In ca. 1,5Jahren ziehe ich ins Wohnprojekt Wien. Hier war ich Mitbegründerin und bin nun nur mehr "einfaches Mitglied". Gemeinsam haben wir ein Haus geplant, wichtige Entscheidungen von vorn bis hinten durchdiskutiert. Das Haus wird nun gebaut. 38 Wohneinheiten. 50 Erwachsene. 30 Kinder. "Ach, so eine Hippikommune." Denkt man.
Und das Haus? Wahrscheinlich aus Stroh, die Wände krumm und schief, jede Etage eine andere Farbe. Eine Villa Kunterbunt quasi.
Pustekuchen. Unser Haus sieht sowas von normal aus, dass mir hin und wieder ganz anders wird. Denn war ich es nicht, die immer davon träumte, in einem Haus aus Lehm, Stroh oder gar Autoreifen zu wohnen? In einem Earthship irgendwo in der Pampa? Wo keine Wand gerade, kein Winkel rechts und kein Boden eben ist. Und jetzt das.

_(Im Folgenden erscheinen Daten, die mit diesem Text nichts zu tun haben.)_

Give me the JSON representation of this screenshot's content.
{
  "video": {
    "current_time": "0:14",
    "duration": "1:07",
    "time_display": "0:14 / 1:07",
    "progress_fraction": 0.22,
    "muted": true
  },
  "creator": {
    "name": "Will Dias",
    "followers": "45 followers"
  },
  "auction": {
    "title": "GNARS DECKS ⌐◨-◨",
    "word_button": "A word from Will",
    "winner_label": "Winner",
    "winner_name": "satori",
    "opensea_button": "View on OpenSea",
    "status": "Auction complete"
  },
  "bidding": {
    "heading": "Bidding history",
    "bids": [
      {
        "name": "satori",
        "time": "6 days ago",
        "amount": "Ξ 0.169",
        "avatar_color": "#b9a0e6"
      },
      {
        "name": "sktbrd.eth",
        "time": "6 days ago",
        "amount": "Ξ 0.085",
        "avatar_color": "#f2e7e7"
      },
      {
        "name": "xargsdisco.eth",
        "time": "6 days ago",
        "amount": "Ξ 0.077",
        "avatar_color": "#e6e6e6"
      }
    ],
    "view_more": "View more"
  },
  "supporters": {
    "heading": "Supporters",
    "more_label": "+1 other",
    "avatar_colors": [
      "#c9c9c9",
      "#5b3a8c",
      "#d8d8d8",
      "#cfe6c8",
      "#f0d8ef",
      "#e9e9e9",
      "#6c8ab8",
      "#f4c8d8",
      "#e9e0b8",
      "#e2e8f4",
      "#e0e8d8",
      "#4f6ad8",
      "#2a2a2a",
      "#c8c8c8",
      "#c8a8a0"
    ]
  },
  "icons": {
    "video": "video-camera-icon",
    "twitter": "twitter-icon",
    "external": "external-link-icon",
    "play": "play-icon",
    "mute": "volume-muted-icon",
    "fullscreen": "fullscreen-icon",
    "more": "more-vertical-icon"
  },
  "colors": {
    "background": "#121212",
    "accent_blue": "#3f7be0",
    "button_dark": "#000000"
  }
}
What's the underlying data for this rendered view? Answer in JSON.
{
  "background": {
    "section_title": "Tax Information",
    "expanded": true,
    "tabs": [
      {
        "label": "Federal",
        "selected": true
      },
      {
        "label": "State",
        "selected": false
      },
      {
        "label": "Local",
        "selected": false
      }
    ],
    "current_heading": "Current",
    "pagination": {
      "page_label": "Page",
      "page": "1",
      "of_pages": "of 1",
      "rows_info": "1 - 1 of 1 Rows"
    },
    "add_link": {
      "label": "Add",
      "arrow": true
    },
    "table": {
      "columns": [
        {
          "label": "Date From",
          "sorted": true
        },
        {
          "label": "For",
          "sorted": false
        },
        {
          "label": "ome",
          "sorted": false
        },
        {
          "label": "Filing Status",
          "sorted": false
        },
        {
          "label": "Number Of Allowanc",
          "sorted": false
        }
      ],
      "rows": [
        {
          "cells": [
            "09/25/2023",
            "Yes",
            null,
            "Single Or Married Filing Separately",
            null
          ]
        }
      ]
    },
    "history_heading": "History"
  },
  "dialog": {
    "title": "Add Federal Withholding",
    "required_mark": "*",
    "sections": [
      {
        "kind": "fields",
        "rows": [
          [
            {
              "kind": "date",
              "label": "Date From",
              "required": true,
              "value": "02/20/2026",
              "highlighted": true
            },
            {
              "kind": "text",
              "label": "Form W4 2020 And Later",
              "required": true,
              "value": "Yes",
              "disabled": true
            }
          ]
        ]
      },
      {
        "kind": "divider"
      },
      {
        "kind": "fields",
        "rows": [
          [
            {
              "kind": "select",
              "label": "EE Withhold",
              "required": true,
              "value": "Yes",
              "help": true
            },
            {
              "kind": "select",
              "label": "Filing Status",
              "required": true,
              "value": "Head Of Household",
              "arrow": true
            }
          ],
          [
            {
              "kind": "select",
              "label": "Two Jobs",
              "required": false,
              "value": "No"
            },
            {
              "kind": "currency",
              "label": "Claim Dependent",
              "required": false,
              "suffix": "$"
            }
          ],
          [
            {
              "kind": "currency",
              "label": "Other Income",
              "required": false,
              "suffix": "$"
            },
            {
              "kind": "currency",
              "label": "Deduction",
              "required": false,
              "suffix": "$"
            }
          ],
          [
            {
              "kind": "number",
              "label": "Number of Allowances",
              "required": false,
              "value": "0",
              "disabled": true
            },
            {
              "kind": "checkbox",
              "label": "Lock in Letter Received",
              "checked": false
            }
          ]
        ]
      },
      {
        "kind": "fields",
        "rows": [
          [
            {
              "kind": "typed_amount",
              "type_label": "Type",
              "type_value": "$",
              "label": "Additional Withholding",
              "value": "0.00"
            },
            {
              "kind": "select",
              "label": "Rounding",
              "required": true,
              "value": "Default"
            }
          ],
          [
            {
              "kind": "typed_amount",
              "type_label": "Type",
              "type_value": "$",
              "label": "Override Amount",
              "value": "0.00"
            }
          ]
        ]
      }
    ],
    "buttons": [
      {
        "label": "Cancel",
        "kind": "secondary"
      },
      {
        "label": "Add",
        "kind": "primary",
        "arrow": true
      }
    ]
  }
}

Wer nun aber die Gegend sieht, in der das Gebäude entsteht, dieses normale, konventionelle. Der glaubt wirklich nicht mehr, dass ich ich bin. Denn da stehen quadratisch, praktisch und gut die Häuser Kante an Kante, umringen einen Park, der eher ein wohlgewinkeltes Stück Grün ist, mit Bäumen, die noch so jungfräulich und zart erscheinen, dass man Angst hat, sie würden beim nächsten Windhauch erschöpft und laut seufzend zu Boden knicken. Von Schatten ganz zu schweigen. Ein Geflecht aus Kränen überdeckt das Areal, denn das, was dort steht, ist noch nicht alles. Ein Block nach dem anderen schießt aus dem Boden. Und ich kann mir nicht helfen, aber jedes Mal, wenn ich dort hinkomme, um den Baufortschritt zu bestaunen, zwicken mich Erinnerungen von 1986. Als wir in die Plattensiedlung zogen. Jaja, genau so, wie man sich das vorstellt. Damals im Osten. Platte an Platte, dazwischen wenig befahrene Straßen, penibel gekürzte Grünflächen, eine Kaufhalle, eine Schule oder zwei, ein Kindergarten. Perfekt erschlossen. Grau und Fad.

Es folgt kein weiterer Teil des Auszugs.